Stool collected in DNA Genotek OM-200 kits is brought to the first face to face pre-diagnosis outpatient review, alongside faecal calprotectin (FCAL). Metadata is collected prospectively with repeat samples collected longitudinally. Healthy controls were recruited separately. Stool microbial DNA was extracted with subsequent 16S rRNA PCR and sequencing. Diversity analysis and taxonomic classifications were performed in line with the QIIME2 workflow. Taxa with linear discriminant analysis (LDA) >2 at a P<0.05 were considered significant on LDA effect size (LEfSe) analysis. Correlation was evaluated with Kendall’s Tau coefficient.
Across sites, our clinics have seen 609 patients, with 256 enrolled in active research. We have banked 200 pre-treatment OM-200 stool samples from this cohort, with a further 45 samples from follow up visits. Of the first 49 samples sequenced, 31 were diagnosed with IBD (UC=18; CD=13). An independent cohort of 18 healthy controls were used for comparison. Median FCAL in the IBD cohort was 915ug/g (IQR 1499ug/g). Microbial composition in the IBD patients as assessed by Bray-Curtis distance matrix was significantly different compared to healthy controls (P<0.001). Alpha diversity (Shannon diversity index) was significantly lower in the IBD cohort when compared to healthy controls (P=0.01, Figure 1).

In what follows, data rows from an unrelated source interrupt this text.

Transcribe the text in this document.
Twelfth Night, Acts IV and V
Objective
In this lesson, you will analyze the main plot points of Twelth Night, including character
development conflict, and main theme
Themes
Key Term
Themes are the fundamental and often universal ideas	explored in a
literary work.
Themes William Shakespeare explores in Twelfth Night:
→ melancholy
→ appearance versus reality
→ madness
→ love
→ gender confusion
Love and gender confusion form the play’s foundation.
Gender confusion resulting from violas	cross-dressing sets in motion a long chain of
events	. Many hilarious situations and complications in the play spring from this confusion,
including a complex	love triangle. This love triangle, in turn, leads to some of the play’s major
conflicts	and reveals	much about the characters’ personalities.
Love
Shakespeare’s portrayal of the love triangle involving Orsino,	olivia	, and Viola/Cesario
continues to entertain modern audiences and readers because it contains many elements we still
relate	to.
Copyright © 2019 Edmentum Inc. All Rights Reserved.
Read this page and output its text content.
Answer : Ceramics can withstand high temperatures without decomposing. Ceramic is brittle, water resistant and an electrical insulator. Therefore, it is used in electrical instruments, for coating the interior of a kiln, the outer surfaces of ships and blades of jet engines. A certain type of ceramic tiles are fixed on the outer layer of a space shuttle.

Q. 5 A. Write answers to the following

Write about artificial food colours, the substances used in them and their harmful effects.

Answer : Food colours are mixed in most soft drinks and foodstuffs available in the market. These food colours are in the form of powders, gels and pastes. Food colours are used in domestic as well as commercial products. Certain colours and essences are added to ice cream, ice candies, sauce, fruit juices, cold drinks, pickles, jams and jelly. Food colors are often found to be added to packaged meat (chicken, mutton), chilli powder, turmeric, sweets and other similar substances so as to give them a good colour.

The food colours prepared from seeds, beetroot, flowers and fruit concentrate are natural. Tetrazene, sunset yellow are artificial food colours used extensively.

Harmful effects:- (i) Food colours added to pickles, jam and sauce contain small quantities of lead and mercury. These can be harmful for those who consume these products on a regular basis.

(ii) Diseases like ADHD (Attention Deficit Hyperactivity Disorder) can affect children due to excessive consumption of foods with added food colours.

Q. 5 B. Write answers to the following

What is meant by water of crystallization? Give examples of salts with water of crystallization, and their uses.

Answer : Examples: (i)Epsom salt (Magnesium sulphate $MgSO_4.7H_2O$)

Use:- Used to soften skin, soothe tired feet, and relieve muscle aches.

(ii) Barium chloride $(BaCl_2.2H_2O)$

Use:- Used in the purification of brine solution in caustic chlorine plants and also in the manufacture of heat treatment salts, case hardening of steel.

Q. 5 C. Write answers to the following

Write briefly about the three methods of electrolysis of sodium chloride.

These differences in alpha and beta diversity were also observed with IBD subtypes (P<0.01). Patients with IBD had significantly lower relative abundance of multiple taxa belonging to the families Clostridiaceae, Lachnospiraceae, and Coriobacteriaceae and genus Ruminococcus, Butyricicoccus, Bifidobacterium, Blautia and Dorea, as displayed in Figure 2. The genuses Fusobacterium, Peptostreptococcus and Subdoligranulum positively correlated with FCAL levels whilst the genus Lachnobacterium negatively correlated (both P<0.05).
We present our preliminary index analysis of microbiome data in a unique treatment naïve IBD cohort. Our ongoing prospective longitudinal collection of clinical, microbial, immunological and metabolomic datasets will facilitate understanding of potential baseline prognostic indicators, predictive biomarkers for treatment response and relationship with disease activity. A further large batch of samples are submitted for sequencing and additional insights will follow.